Department of Chemistry and Chemical Biology, Cornell University, Ithaca, NY, 14853, USA.
Division of Nutritional Sciences, Cornell University, Ithaca, NY, 14853, USA.
Chemistry. 2019 Jul 11;25(39):9206-9210. doi: 10.1002/chem.201902223. Epub 2019 Jun 26.

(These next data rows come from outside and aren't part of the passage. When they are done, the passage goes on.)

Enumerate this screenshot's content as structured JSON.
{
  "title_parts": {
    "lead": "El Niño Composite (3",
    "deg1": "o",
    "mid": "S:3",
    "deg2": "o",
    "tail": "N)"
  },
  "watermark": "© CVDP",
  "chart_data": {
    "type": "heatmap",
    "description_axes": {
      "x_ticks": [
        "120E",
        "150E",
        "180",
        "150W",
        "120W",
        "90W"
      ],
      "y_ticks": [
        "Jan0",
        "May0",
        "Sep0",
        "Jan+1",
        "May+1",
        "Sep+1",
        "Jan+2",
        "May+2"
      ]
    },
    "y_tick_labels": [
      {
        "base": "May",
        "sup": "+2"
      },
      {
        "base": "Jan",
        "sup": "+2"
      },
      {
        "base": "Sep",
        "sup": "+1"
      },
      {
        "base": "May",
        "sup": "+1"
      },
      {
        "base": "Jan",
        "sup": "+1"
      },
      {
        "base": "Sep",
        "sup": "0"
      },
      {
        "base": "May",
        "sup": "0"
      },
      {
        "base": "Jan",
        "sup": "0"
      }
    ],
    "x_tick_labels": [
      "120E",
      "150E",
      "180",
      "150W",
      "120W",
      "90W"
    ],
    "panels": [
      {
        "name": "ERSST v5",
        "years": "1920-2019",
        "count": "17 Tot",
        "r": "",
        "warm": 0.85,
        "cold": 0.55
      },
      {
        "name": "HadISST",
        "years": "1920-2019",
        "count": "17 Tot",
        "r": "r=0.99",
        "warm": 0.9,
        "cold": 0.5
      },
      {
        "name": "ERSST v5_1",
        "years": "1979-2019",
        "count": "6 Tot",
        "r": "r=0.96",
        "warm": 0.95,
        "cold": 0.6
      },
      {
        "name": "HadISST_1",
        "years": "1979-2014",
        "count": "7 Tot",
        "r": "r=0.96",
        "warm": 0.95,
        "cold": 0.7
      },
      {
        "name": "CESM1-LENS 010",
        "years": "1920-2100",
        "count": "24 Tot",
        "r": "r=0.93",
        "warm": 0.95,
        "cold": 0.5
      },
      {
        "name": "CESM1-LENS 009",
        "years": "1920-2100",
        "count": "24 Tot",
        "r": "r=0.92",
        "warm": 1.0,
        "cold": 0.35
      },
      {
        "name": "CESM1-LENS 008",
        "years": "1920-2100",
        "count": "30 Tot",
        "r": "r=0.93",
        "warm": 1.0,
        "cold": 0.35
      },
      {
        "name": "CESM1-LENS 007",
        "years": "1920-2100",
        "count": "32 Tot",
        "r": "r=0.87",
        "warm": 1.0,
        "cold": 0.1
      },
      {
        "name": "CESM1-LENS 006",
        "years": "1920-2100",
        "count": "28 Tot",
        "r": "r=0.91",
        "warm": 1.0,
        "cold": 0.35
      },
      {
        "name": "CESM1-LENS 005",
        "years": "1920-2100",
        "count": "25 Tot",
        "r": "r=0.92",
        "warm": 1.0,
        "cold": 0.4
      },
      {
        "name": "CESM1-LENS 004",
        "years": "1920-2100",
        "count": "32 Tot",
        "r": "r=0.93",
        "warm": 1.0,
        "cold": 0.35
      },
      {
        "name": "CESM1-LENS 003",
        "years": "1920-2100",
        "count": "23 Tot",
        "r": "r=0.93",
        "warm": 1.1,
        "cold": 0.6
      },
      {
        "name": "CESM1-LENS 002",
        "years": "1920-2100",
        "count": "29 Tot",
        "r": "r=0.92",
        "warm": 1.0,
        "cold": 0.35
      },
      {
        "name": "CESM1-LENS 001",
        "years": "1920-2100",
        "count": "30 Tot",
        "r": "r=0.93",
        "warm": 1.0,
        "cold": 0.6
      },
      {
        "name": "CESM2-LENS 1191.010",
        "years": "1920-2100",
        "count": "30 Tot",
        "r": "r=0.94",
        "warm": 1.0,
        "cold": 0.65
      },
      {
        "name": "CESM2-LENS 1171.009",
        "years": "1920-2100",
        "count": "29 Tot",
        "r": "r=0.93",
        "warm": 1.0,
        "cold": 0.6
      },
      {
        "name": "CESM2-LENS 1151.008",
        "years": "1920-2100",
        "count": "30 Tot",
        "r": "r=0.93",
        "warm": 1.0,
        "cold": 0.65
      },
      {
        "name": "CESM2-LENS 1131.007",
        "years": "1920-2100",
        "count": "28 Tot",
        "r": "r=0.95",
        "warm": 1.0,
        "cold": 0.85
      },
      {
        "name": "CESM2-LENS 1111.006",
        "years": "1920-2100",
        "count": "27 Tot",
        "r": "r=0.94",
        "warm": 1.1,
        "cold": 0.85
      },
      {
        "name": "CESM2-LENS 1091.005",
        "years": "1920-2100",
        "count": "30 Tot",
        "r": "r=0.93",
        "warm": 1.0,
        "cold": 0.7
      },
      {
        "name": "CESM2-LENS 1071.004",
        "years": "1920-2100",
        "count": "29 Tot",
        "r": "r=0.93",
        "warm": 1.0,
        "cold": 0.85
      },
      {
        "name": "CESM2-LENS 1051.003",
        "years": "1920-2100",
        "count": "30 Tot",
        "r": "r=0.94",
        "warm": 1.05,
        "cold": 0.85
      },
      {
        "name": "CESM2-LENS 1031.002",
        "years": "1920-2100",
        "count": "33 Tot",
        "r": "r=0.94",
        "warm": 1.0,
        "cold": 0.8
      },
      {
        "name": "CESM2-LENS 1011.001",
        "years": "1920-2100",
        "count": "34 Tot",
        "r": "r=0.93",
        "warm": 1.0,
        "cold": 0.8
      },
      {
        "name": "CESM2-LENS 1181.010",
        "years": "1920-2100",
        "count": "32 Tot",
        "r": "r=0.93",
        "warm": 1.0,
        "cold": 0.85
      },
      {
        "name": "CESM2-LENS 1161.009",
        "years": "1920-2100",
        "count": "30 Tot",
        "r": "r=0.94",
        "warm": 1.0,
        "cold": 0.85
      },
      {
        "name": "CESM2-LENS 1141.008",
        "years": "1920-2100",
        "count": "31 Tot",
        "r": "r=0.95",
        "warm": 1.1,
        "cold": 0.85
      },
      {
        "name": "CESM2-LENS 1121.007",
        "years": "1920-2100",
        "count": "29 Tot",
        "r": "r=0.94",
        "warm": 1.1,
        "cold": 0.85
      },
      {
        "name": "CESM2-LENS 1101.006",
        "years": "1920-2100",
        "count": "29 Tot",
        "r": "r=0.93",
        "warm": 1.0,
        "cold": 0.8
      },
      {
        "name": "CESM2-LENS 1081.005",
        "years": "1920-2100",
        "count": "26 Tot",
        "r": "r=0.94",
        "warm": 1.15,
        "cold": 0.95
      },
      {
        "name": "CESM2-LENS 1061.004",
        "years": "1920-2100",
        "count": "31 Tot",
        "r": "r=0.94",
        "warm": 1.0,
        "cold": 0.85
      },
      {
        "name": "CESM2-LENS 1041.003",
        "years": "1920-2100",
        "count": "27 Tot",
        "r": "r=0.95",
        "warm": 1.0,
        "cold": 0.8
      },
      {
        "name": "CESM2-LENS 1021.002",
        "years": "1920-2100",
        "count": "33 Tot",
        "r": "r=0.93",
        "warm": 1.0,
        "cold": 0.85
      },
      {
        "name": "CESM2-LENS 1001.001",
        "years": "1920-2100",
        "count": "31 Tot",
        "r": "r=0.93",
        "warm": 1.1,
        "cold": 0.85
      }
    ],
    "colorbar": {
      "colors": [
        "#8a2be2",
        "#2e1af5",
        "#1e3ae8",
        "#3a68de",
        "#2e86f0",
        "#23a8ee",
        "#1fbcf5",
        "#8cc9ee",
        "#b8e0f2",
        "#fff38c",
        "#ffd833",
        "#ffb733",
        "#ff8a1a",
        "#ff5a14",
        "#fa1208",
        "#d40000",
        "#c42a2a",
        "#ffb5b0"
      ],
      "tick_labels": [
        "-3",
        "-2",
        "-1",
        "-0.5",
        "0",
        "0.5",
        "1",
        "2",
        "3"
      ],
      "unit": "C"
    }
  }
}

Complexes of the element Re have recently been shown to possess promising anticancer activity through mechanisms of action that are distinct from the conventional metal-based drug cisplatin. In this study, we report our investigations on the anticancer activity of the complex [Re(CO) (dmphen)(p-tol-ICN)] (TRIP) in which dmphen=2,9-dimethyl-1,10-phenanthroline and p-tol-ICN=para-tolyl isonitrile. TRIP was synthesized by literature methods and exhaustively characterized. This compound exhibited potent in vitro anticancer activity in a wide variety of cell lines. Flow cytometry and immunostaining experiments indicated that TRIP induces intrinsic apoptosis. Comprehensive biological mechanistic studies demonstrated that this compound triggers the accumulation of misfolded proteins, which causes endoplasmic reticulum (ER) stress, the unfolded protein response, and apoptotic cell death. Furthermore, TRIP induced hyperphosphorylation of eIF2α, translation inhibition, mitochondrial fission, and expression of proapoptotic ATF4 and CHOP. These results establish TRIP as a promising anticancer agent based on its potent cytotoxic activity and ability to induce ER stress.
近年来,研究表明,铼的配合物通过不同于传统金属药物顺铂的作用机制,具有有前景的抗癌活性。在这项研究中,我们报告了对配合物[Re(CO)(dmphen)(p-tol-ICN)](TRIP)的抗癌活性的研究,其中 dmphen=2,9-二甲基-1,10-菲咯啉,p-tol-ICN=对甲苯异腈。TRIP 通过文献方法合成并进行了详细的表征。该化合物在多种细胞系中表现出很强的体外抗癌活性。流式细胞术和免疫染色实验表明,TRIP 诱导内在的细胞凋亡。全面的生物学机制研究表明,该化合物触发错误折叠蛋白的积累,导致内质网(ER)应激、未折叠蛋白反应和凋亡性细胞死亡。此外,TRIP 诱导 eIF2α 的过度磷酸化、翻译抑制、线粒体分裂以及促凋亡 ATF4 和 CHOP 的表达。这些结果表明,TRIP 是一种有前途的抗癌药物,其具有很强的细胞毒性活性和诱导 ER 应激的能力。